A fascinating story about property rights and environmental regeneration in Niger:
In this dust-choked region, long seen as an increasingly barren wasteland decaying into desert, millions of trees are flourishing, thanks in part to poor farmers whose simple methods cost little or nothing at all….And this has been achieved largely without relying on the large-scale planting of trees or other expensive methods often advocated by African politicians and aid groups for halting desertification, the process by which soil loses its fertility….
Another change was the way trees were regarded by law. From colonial times, all trees in Niger had been regarded as the property of the state, which gave farmers little incentive to protect them. Trees were chopped for firewood or construction without regard to the environmental costs. Government foresters were supposed to make sure the trees were properly managed, but there were not enough of them to police a country more than twice the size of France.

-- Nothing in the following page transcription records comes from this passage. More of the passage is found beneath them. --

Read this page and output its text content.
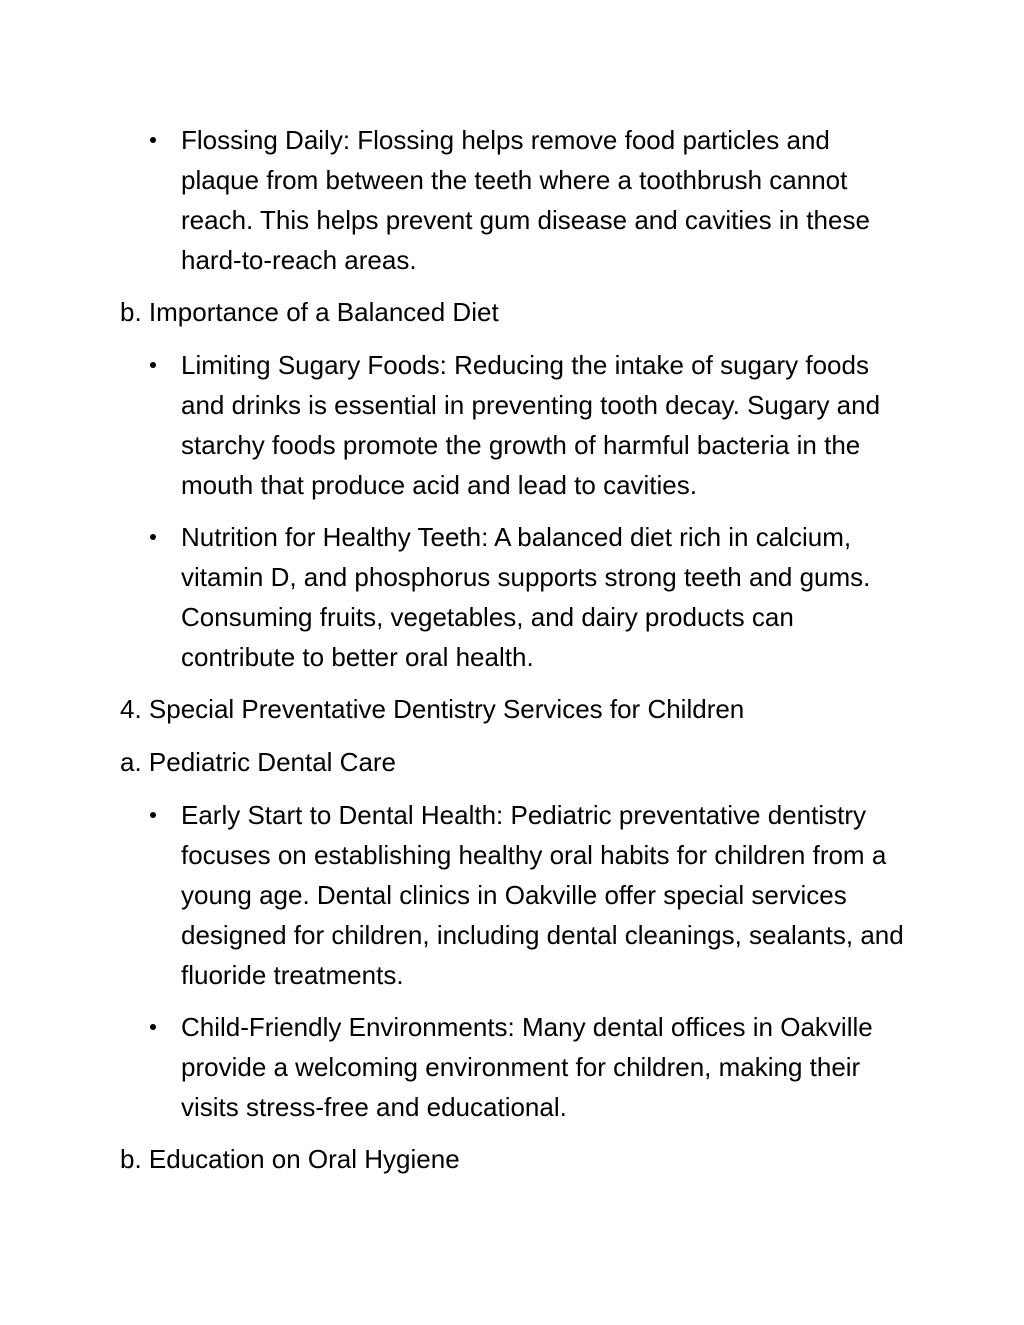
Flossing Daily: Flossing helps remove food particles and plaque from between the teeth where a toothbrush cannot reach. This helps prevent gum disease and cavities in these hard-to-reach areas.

b. Importance of a Balanced Diet

Limiting Sugary Foods: Reducing the intake of sugary foods and drinks is essential in preventing tooth decay. Sugary and starchy foods promote the growth of harmful bacteria in the mouth that produce acid and lead to cavities.

Nutrition for Healthy Teeth: A balanced diet rich in calcium, vitamin D, and phosphorus supports strong teeth and gums. Consuming fruits, vegetables, and dairy products can contribute to better oral health.

4. Special Preventative Dentistry Services for Children
a. Pediatric Dental Care

Early Start to Dental Health: Pediatric preventative dentistry focuses on establishing healthy oral habits for children from a young age. Dental clinics in Oakville offer special services designed for children, including dental cleanings, sealants, and fluoride treatments.

Child-Friendly Environments: Many dental offices in Oakville provide a welcoming environment for children, making their visits stress-free and educational.

b. Education on Oral Hygiene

But over time, farmers began to regard the trees in their fields as their property, and in recent years the government has recognized the benefits of this by allowing individuals to own trees. Farmers make money off the trees by selling branches, pods, fruit and bark. Because these sales are more lucrative over time than simply chopping down the trees for firewood, the farmers preserve them.
Virginia Postrel notes that "the behavioral change came first and was ratified by law–a process that is more likely to succeed than a new property-rights regime imposed from outside." It isn't just ownership that's important. It's how you get there.